The property includes 30 acre of formal gardens, 12 fountains, and eight miles total of trails. The central building on the property is the Robert Lee Stowe Visitor Pavilion, featuring pale yellow stucco walls fronted by 20 white Tuscan columns and a copper roof.

=== Gardens at Stowe ===
The Gardens at Stowe are the central feature of the Conservancy, often referred to as the "crown jewel". The gardens proper includes the Four Seasons Garden and the Lost Hollow Kimbrell Children's Garden. The proceeds from admission and yearly memberships to the Gardens fund the entire conservancy.

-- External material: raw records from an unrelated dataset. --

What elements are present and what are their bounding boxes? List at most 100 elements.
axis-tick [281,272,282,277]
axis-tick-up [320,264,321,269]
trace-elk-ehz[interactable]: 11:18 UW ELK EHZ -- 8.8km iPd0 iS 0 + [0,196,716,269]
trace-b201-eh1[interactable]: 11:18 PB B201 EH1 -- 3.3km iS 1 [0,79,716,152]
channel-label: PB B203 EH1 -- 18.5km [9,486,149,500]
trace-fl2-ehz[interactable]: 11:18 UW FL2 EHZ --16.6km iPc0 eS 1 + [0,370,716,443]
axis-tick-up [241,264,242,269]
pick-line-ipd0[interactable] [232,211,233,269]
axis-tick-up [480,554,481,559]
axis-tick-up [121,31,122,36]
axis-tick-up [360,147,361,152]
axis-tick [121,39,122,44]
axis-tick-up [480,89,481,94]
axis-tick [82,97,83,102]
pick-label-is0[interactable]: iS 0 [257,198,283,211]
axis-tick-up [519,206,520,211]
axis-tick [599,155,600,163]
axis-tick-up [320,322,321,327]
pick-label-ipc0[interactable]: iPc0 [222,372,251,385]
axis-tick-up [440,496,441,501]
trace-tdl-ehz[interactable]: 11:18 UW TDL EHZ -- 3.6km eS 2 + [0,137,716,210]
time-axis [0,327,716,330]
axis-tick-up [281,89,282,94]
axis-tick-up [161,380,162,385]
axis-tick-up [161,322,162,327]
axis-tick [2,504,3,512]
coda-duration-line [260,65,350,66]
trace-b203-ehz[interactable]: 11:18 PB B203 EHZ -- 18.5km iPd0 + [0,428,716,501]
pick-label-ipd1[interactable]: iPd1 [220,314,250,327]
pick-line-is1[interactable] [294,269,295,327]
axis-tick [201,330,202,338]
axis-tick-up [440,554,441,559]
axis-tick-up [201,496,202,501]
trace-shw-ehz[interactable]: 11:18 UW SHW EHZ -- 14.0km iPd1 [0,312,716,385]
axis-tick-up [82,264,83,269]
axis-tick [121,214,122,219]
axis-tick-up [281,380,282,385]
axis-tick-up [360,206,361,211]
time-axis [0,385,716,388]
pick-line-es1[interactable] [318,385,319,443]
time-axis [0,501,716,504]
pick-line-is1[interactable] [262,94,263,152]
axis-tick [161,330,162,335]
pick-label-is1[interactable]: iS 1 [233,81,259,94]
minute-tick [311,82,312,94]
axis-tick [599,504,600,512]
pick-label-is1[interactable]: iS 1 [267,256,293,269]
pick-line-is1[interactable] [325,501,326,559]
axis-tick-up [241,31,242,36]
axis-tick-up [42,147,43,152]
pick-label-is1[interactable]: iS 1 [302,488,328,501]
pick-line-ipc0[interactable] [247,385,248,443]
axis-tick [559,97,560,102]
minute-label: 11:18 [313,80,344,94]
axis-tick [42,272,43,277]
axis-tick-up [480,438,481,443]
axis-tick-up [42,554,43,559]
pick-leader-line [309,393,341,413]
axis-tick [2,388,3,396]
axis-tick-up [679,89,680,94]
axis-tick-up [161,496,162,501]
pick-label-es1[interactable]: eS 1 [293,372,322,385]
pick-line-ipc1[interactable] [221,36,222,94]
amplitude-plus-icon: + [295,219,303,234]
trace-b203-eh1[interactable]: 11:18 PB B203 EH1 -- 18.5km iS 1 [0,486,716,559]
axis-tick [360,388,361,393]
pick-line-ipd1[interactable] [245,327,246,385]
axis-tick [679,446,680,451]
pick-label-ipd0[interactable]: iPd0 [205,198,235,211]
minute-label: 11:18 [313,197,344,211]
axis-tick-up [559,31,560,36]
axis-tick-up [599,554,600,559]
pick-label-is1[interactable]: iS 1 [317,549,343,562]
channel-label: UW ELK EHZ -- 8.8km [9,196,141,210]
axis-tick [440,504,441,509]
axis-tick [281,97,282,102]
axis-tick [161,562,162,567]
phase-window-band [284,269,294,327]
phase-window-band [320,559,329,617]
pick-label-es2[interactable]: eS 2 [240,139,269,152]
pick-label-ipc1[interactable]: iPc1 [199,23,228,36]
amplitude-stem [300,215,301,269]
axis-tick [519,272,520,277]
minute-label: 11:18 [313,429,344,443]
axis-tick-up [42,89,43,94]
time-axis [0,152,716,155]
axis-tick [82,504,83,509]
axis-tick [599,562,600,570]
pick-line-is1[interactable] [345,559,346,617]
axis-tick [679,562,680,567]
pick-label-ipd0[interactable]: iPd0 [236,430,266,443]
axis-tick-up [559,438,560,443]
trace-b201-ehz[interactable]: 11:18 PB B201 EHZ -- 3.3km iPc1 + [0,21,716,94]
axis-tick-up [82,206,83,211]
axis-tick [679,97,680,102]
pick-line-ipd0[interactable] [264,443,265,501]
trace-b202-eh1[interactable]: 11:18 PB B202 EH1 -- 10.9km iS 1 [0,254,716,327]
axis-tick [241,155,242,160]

=== William H. Williamson III Conservatory ===
The William H. Williamson III Conservatory is a year-round conservatory dedicated to the display of orchids and tropical plants. Opened in 2008, it features a wide range of plants that enable guests to learn about tropical ecosystems around the world. Each winter, the garden presents its Orchid Spectacular.

The conservatory is home to various educational programs. Educational topics vary by the season and by the age group, but most focus on either horticulture and gardening or some aspect of life science or conservation. The series of curriculum-based school programs, specifically designed for kindergarten to fifth-grade levels, meet goals established by the North Carolina Standard Course of Study. The garden also offers year-round special events and classes ranging from gardening and landscape to pottery and cooking with herbs.

=== Other features ===

The Conservancy property, totaling around 380 acres, includes 8 miles of hiking and walking trails, an off-leash dog park, and a collection of themed shops (The Village at Stowe) including the Trailhead Store as well as the Farmhouse Garden Center.

=== Planned features ===
As part of its rebranding in 2025, the Conservancy has announced plans for a series of expansions, including a restaurant and a preschool.

== Reception ==
HGTV named it one of the US's "20 Great Gardens", and USA Today proclaimed it one of the nation's top 10 places to "welcome fall with a flourish". In 2024, Vogue named it best 12 botanical gardens in the United States.